Final body weights were significantly less in infected groups than the respective control groups. Weights were significantly higher in Coxynil groups than Salinomycin groups. Similar trend was observed for weekly weight gains. Total feed intake was less in infected groups than the respective control groups. Feed intake was higher in Coxynil groups than Salinomycin and control groups. After oocysts challenge, FCR in infected groups were higher than respective control groups. FCR in Coxynil groups was better than Salinomycin birds, while opposite was noted in infected groups.
Both the coccidiostats used in the study delayed the appearance of clinical symptoms as compared to infected control group (IA). Mortality was observed only in IA and IC. Average OPG was highest in IA followed by that in IC, ID and IB. Salinomycin was found to be better in reducing OPG as compared to Coxynil, and OPG, in Coxynil treated groups, was less than infected control (IA), over the period.
Haemorrhages, blood clots and distension of caeca, on 6 DPI and caecal core formation and thickening of caecal wall, on 9 DPI, were the prominent gross findings in IA. Salinomycin was found to be more effective than Coxynil in reducing the intensity of lesions. Caecal lesion score on 6 DPI was highest in the infected groups. Average score for the period did not differ significantly between the groups. Microscopically, catarrhal enteritis was evident in all the infected groups, on 3 DPI. Denuded epithelium, large number of schizonts and gametes, alongwith haemorrhages (in mucosa and submucosa), on 6 DPI and exfoliated epithelium alongwith oocysts in mucosa, on 9 DPI, were the prominent alterations in group IA. Salinomycin was found to be more effective than Coxynil, in reducing the changes.
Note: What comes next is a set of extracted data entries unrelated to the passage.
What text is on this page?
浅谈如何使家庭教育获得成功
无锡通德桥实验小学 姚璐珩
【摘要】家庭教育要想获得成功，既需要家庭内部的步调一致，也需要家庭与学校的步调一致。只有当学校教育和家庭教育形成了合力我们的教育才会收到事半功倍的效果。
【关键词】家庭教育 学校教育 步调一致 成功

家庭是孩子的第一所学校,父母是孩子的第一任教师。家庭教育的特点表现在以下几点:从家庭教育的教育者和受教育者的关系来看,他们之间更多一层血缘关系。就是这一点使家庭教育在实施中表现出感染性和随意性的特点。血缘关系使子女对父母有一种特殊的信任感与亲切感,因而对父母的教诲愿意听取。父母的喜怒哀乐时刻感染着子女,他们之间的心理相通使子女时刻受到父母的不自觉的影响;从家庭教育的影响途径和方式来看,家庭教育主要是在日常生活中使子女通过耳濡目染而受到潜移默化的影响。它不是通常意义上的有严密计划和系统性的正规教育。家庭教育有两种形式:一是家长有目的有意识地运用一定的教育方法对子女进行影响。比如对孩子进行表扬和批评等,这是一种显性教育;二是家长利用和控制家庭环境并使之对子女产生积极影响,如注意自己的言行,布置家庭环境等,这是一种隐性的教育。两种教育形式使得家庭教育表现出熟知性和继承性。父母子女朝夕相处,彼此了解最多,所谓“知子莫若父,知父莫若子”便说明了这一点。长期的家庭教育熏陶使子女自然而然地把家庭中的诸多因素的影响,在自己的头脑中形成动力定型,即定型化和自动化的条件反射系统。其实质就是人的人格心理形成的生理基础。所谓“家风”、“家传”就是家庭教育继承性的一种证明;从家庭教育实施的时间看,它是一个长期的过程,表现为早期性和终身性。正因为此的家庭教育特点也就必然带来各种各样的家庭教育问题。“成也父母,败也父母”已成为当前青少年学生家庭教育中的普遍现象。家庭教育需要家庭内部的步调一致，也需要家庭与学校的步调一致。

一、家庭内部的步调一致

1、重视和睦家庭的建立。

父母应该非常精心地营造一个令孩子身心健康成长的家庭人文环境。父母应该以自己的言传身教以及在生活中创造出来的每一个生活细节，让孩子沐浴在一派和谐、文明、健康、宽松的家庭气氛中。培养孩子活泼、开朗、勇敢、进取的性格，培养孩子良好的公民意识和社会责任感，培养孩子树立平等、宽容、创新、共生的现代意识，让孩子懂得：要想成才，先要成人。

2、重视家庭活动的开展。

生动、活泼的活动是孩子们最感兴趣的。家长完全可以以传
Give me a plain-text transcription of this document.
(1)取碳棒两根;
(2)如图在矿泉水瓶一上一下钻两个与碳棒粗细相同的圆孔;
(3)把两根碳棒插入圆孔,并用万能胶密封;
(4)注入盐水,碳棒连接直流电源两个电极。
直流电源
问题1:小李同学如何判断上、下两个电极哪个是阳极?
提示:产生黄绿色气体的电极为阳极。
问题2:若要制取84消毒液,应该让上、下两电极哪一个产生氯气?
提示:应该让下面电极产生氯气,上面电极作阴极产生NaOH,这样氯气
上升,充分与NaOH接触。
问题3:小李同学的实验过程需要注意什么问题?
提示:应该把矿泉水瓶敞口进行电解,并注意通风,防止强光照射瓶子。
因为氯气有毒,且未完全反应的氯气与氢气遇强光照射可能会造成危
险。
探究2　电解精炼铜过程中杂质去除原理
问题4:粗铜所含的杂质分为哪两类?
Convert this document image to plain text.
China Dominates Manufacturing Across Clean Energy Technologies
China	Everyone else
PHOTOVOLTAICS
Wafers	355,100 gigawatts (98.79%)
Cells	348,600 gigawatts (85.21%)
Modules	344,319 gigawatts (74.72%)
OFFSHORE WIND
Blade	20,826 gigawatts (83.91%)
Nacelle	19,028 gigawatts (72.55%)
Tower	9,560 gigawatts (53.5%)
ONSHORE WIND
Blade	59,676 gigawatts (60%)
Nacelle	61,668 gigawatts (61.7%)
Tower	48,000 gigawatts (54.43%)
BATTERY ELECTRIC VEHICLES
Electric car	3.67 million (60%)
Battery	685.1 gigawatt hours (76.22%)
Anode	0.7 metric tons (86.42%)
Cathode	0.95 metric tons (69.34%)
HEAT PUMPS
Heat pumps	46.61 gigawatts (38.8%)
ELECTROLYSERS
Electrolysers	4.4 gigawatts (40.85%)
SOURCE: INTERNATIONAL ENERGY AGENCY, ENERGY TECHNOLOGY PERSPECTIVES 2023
ANAE cell counts, on 9 DPI, were significantly higher in infected groups than the respective control groups. Coxynil was found to be more beneficial over Salinomycin, as highest count, was observed in IC, amongst all the groups. Average HI titers, in the infected groups were low as compared to respective control groups and significantly lowest in IA, amongst all the groups. Coxynil groups revealed higher titers than Salinomycin treated birds.
MATERIALS AND METHODS
The present research work was conducted at the Department of Pathology, Bombay Veterinary College, Parel, Mumbai-12, India, to study the pathological and immunological changes following experimental coccidial infection and to evaluate the effects of Coxynil – a herbal coccidiostat on these changes and overall performance of broilers.
3.1 Experimental Chicks: One hundred and sixty, day old broiler chicks, obtained from a recognized hatchery, were maintained on deep litter system with optimum conditions of brooding and management.
3.2 Experimental Feed: Broiler starter and finisher feed, free of any coccidiostat was procured from recognized feed manufacturer.
3.2.1 Coccidiostats: Coxynil (Herbal coccidiostat) from M/S.‘GROWELL INDIA’, Pune, India was mixed in the feed as per the protocol. Salinomycin 6% (Coxistac premix) was purchased from market and mixed in the feed as per protocol.
3.3 Experimental Procedure:
The chicks were divided into eight different dietary treatment groups as below,
3.4 Vaccination: Vaccination with Lasota F1 strains was carried out on 8th day of age by intraoccular route. Vaccination against IBD was done by intraoccular route on 11th day of age.
3.5 Isolation And Sporulation Of Eimeria tenella Oocysts For Infection: A field strain of E. tenella was isolated from the caeca collected from the local poultry slaughter house and the oocysts were identified on the basis of size, shape and location of lesions. Oocysts were separated by sedimentation method and were sporulated in 2.5% potassium dichromate solution at room temperature with intermittent bubbling. These sporulated oocyst of E. tenella were used for further experimental work (Chaudhari, 1993).
3.6 Oocyst Challenge: The oocysts challenge was carried out on 21st day by inoculating 20,000 sporulated oocysts per bird orally, as per the protocol.
3.7 Parameters Studied:
3.7.1 Body Weight And Feed Conversion Ratio: The birds were weighed at the end of every week and the daily feed consumption was recorded. Feed conversion ratio (FCR) was calculated as,
Average feed consumption per bird in the week (g)
FCR = ---------------------------------------------------------------------------------------------
Average weight gain per bird during the week (g)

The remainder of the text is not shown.